Russia and Iran defy as West imposes Ukraine drone sanctions


This photo provided by the Iranian army office on August 24, 2022 shows suicide drones (kamikazes) during a two-day drone exercise at an undisclosed location in Iran.— AFP

UNITED NATIONS: Russia on Wednesday warned United Nations not to investigate alleged strikes by Iranian-made drones in Ukraine, joining Tehran in denying the origin of the weapons as the European Union prepared new sanctions.

The United States, France and Britain convened a closed Security Council meeting on the alleged sale of drones to Russia, which they described as a violation of arms restrictions imposed by the UN to Iran.

The European Union and United States both said they had evidence that Iran provided the Shahed-136, low-cost drones that explode on landing and are responsible for five deaths in the capital Kyiv on Monday as well as the destruction of civilian infrastructure.

Ukraine, which has decided to sever diplomatic ties with Tehran, says its military has shot down more than 220 Iranian drones in just over a month and footage has surfaced that appears to show an Iranian connection.

But Russian diplomat Dmitry Polyanskiy denounced the “baseless accusations and conspiracy theories”, citing as evidence that the Russian word for geraniums was written on the drones, officially known as unmanned aerial vehicles.

“The drones used by the Russian military in Ukraine are made in Russia,” Polyanskiy told reporters outside the Security Council.

“I recommend you not to underestimate the technological capabilities of the Russian drone industry.”

But he warned against any UN investigation on the ground in Ukraine as part of the application of existing sanctions against Iran.

“The team does not have this mandate to carry out investigations; they are not part of the sanctions committee. So it would be absolutely unprofessional and political,” he said.

If the UN secretariat or Secretary-General Antonio Guterres continues, “we will have to reassess our collaboration with them, which is in no one’s interest,” Polyanskiy said.

Iran’s UN envoy Amir Saeid Iravani also dismissed “unfounded and unsubstantiated allegations” of drone transfers and said Tehran, which abstained in votes on the war in Ukraine, wanted a “peaceful solution” to the war.

The alleged arms transfers come as Iran faces mounting pressure over its crackdown on the biggest protests in years, which were sparked by the death of Mahsa Amini, a 22-year-old detained by the notorious ” morality police” of the clerical state.

“Quick and firm” response

The European Union is expected to approve drone sanctions before a summit on Thursday in Brussels.

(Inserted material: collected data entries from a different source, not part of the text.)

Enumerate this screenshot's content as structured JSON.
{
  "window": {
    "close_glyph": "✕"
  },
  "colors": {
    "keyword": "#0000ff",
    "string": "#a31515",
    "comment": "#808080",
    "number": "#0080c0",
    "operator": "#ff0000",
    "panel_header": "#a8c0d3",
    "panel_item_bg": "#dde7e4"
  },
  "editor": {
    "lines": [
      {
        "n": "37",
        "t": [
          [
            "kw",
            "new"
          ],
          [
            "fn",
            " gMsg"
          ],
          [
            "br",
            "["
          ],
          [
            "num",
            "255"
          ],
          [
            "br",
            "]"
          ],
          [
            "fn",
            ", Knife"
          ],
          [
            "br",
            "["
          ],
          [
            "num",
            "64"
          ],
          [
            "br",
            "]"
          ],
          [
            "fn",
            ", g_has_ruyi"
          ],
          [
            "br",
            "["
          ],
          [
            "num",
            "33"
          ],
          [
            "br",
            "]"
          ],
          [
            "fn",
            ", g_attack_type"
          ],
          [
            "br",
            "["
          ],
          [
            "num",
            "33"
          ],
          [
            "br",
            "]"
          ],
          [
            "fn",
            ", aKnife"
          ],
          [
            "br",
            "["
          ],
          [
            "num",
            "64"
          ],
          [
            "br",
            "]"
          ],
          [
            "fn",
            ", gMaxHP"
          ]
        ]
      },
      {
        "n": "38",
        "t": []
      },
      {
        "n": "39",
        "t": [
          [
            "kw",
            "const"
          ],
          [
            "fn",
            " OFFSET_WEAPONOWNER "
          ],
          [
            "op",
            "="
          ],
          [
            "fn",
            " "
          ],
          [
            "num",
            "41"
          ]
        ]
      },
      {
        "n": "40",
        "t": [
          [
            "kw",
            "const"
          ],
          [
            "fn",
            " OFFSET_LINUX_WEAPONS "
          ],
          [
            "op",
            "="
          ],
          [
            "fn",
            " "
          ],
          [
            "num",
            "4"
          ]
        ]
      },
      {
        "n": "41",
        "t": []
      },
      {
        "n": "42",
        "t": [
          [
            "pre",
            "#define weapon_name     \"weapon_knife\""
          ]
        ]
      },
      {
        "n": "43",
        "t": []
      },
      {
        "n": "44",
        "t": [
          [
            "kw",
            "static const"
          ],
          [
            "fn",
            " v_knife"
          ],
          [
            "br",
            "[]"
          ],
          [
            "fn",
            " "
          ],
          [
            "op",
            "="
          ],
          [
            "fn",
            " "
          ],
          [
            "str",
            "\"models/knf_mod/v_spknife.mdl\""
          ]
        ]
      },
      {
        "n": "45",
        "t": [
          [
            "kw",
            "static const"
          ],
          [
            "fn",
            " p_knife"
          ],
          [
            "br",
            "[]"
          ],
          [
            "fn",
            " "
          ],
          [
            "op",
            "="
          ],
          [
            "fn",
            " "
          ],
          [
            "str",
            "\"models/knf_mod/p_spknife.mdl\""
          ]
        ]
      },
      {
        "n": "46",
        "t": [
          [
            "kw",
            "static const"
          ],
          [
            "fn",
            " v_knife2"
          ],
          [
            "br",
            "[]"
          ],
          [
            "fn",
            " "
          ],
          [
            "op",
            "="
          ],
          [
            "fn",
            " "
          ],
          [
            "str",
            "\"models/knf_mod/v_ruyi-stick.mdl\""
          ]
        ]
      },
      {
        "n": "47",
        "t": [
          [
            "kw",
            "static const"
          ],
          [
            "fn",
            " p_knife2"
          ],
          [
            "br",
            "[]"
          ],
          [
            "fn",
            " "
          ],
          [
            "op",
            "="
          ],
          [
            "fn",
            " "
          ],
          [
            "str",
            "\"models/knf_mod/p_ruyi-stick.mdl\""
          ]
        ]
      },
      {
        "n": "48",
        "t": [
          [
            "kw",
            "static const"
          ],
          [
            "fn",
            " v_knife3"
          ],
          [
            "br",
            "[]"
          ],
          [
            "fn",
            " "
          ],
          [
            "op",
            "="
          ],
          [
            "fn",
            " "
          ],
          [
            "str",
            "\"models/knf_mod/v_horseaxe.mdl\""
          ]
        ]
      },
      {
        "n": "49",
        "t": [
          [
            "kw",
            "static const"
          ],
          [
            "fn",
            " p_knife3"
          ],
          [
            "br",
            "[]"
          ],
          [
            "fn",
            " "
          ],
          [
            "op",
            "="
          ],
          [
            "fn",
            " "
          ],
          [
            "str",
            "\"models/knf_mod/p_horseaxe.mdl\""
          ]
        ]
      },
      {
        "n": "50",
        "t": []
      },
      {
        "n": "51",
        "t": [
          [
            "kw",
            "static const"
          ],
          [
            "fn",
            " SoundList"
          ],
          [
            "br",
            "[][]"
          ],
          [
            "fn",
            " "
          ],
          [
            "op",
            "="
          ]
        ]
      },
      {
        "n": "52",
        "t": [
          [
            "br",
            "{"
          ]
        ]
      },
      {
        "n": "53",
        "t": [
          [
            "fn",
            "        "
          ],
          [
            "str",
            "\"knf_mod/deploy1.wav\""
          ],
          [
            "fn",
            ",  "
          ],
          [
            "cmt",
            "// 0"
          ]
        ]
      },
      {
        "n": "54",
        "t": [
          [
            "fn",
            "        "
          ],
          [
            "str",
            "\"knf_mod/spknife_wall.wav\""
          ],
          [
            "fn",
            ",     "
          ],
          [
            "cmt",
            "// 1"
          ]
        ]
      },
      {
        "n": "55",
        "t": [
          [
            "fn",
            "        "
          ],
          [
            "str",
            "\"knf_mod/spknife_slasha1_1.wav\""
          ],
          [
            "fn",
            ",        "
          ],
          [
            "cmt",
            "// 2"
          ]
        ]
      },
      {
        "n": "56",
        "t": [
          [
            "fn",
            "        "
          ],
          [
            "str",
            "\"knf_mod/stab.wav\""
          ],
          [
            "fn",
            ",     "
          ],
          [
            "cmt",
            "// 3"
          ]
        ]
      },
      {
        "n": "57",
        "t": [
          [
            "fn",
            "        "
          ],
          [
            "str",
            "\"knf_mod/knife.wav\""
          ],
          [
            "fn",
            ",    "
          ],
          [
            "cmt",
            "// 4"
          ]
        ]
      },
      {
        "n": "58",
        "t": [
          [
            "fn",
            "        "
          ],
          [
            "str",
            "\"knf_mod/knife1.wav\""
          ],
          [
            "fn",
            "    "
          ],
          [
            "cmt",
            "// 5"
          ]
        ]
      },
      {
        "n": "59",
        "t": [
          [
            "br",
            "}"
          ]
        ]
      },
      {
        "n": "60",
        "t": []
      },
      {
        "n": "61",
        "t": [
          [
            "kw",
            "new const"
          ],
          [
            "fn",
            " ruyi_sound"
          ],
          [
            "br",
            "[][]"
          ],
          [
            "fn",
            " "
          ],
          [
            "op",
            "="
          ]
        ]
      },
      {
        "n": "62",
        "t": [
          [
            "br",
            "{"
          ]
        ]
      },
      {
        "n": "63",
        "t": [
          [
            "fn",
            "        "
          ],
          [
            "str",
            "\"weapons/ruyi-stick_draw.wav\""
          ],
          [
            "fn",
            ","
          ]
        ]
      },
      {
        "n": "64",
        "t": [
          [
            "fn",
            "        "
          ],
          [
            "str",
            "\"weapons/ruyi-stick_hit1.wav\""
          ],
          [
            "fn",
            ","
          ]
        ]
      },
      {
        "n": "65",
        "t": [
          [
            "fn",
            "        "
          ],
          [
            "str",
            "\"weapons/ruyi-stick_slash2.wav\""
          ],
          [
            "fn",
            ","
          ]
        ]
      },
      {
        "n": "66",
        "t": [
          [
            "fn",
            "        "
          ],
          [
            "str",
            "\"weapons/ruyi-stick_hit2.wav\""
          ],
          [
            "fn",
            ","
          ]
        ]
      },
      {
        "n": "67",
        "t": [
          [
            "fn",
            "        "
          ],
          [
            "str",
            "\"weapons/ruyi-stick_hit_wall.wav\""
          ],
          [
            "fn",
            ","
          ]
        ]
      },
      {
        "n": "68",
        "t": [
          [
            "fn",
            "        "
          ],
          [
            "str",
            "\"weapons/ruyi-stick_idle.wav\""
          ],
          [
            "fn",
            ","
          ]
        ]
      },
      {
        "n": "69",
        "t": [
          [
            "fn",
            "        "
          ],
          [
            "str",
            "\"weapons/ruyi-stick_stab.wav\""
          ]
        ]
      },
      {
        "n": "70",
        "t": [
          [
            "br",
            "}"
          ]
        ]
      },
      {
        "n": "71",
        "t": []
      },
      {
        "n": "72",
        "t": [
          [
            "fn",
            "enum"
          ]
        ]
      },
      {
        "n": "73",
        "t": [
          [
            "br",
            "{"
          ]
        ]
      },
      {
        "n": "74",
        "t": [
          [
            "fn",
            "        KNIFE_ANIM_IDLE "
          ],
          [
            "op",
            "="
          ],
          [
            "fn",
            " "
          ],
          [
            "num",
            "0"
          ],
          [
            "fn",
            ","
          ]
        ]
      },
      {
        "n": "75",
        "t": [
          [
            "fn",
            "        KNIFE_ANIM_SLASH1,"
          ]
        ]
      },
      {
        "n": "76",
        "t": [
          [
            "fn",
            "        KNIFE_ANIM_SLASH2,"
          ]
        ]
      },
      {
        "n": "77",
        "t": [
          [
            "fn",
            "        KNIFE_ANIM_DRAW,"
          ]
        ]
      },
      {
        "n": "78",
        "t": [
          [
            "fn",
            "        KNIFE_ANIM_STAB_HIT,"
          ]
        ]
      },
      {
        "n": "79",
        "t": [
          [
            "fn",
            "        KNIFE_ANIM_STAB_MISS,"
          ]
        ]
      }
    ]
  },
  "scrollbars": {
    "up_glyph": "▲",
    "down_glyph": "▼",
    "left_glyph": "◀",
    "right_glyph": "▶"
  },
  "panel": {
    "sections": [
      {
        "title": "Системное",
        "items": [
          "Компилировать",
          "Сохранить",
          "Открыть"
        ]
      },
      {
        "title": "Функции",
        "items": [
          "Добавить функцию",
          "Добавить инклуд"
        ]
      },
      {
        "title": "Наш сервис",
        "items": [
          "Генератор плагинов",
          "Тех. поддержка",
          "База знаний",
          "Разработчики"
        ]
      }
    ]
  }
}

A list seen by AFP showed that the 27-nation bloc was planning sanctions against three senior military officials, including General Mohammad Hossein Bagheri, chief of staff of Iran’s armed forces, as well as drone manufacturer Shahed Aviation Industries, an aerospace company linked to the powerful Revolutionary Guards.

Nabila Massrali, spokesperson for EU foreign policy chief Josep Borrell, said the bloc had “gathered our own evidence” and would prepare “a clear, swift and firm response from the EU”.

The United States has accused the drones of violating 2015 UN Security Council Resolution 2231, which blessed a now moribund nuclear deal.

The resolution’s ban on Iran’s conventional arms sales expired in 2020, despite attempts by the then Donald Trump US administration.

The United States has not specified the alleged violation, but Resolution 2231 still prohibits until October 2023 any transfer that could benefit nuclear-capable ballistic missiles.

State Department spokesman Ned Price said the United States had “abundant evidence” of Iranian drone shipments to Russia, even “as Iran continues to lie” about transfers. Price said the United States and its allies “will not hesitate to use our sanctions” against any nation involved in the transfers.

Iran’s crackdown on protesters has already led to new Western human rights sanctions and shelved US President Joe Biden’s efforts to reinstate the 2015 nuclear deal, which Trump withdrew from. United States.

Western officials have pointed to Iranian drones as evidence that Russia, historically one of the world’s largest arms exporters, has seen its arsenal severely depleted by battlefield casualties.

The United States has released intelligence indicating that Iranian drones have frequently malfunctioned and that Russia has also turned to North Korea, although China has reportedly rebuffed calls to send weapons.

Estonian Defense Minister Hanno Pevkur, visiting Washington, said Russia relies on drones both because of low supply and Ukraine’s success in the sky.

The Russians “understand that in the air they do not have supremacy at the moment because there is air defense on the Ukrainian side. They have already lost many planes,” Pevkur told reporters.